I am recycling a column I wrote three years ago. I believe the Trump administration is affirmation of all that I've written.
“It’s well written, but it’s idealistic” was the response to something I posted on my blog. It may have been unintentional, but I sensed a dismissive tone to the remark, implying that idealistic ideas are nice, but they are unrealistic and have no place in today’s world, and pursuing them would be a waste of time and energy. That was several weeks ago, and that simple but provocative comment has remained lodged in my brain like a small irritant.
One dictionary’s definition of idealism includes the following: satisfying one's concept of what is perfect, existing only in the imagination, desirable or perfect but not likely to become a reality, representing an abstract or hypothetical optimum, a person or thing regarded as perfect, and a standard of perfection - a principle to be aimed for.
What should we pursue as individuals and as a community if not the ideal? Should we make it our goal to achieve “it’s not the best but it will do”, being satisfied with second best? As an artist I know what happens if I settle for “good enough”. The result will be even less than that. When efforts are made to achieving second best, the results will usually be third or fourth best. Our goals, in all that we do, should be to reach for the very best. There is no guarantee it will be achieved, but without the effort we can be assured it never will be. The pursuit of mediocrity is shameful. We cannot afford to abandon idealism, not only in what we hope to achieve, but in our personal behavior.
The problem of course is, what is ideal, and who gets to define it. Clearly there are strong, conflicting opinions about this. Our country is harshly divided over political, social, and religious issues, and it is unrealistic to expect there can be universal agreement on them. But universal agreement is not, and should not be the goal. I believe the pursuit of idealism begins with each of us. The idealism I envision is not one of social and political conformity, but one grounded in individual attitudes and behavior.
In my ideal world, we are all guided by the personal values that are universal and independent of any partisan domain: honesty, respect, civility, thoughtfulness, compassion, and a concern for the greater good. When enough of us consciously embrace and live these values, cultural and political disagreements won’t disappear, but they will lose their divisiveness and toxicity.

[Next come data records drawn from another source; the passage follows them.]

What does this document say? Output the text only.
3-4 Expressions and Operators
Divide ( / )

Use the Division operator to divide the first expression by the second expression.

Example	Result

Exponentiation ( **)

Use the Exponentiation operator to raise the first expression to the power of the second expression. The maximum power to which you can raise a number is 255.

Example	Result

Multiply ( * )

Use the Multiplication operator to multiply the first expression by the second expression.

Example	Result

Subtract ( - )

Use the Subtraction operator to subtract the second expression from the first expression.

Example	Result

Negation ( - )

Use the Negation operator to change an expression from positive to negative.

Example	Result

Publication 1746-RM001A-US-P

The challenge we all face is to make “values” more than just a word, but a way of life. With our words and behavior, we can pass them on to our children, and future generations. In addition, we must demand the same from our elected officials and hold them responsible when they fall short. In this ideal world when enough citizens pursue these values they will spread outward to others, and upwards to institutions and government. I believe that if we do this, we can make a difference in the lives of everyone, and contribute to improving the quality of our governing bodies.
The pursuit of the ideal is everyone’s responsibility.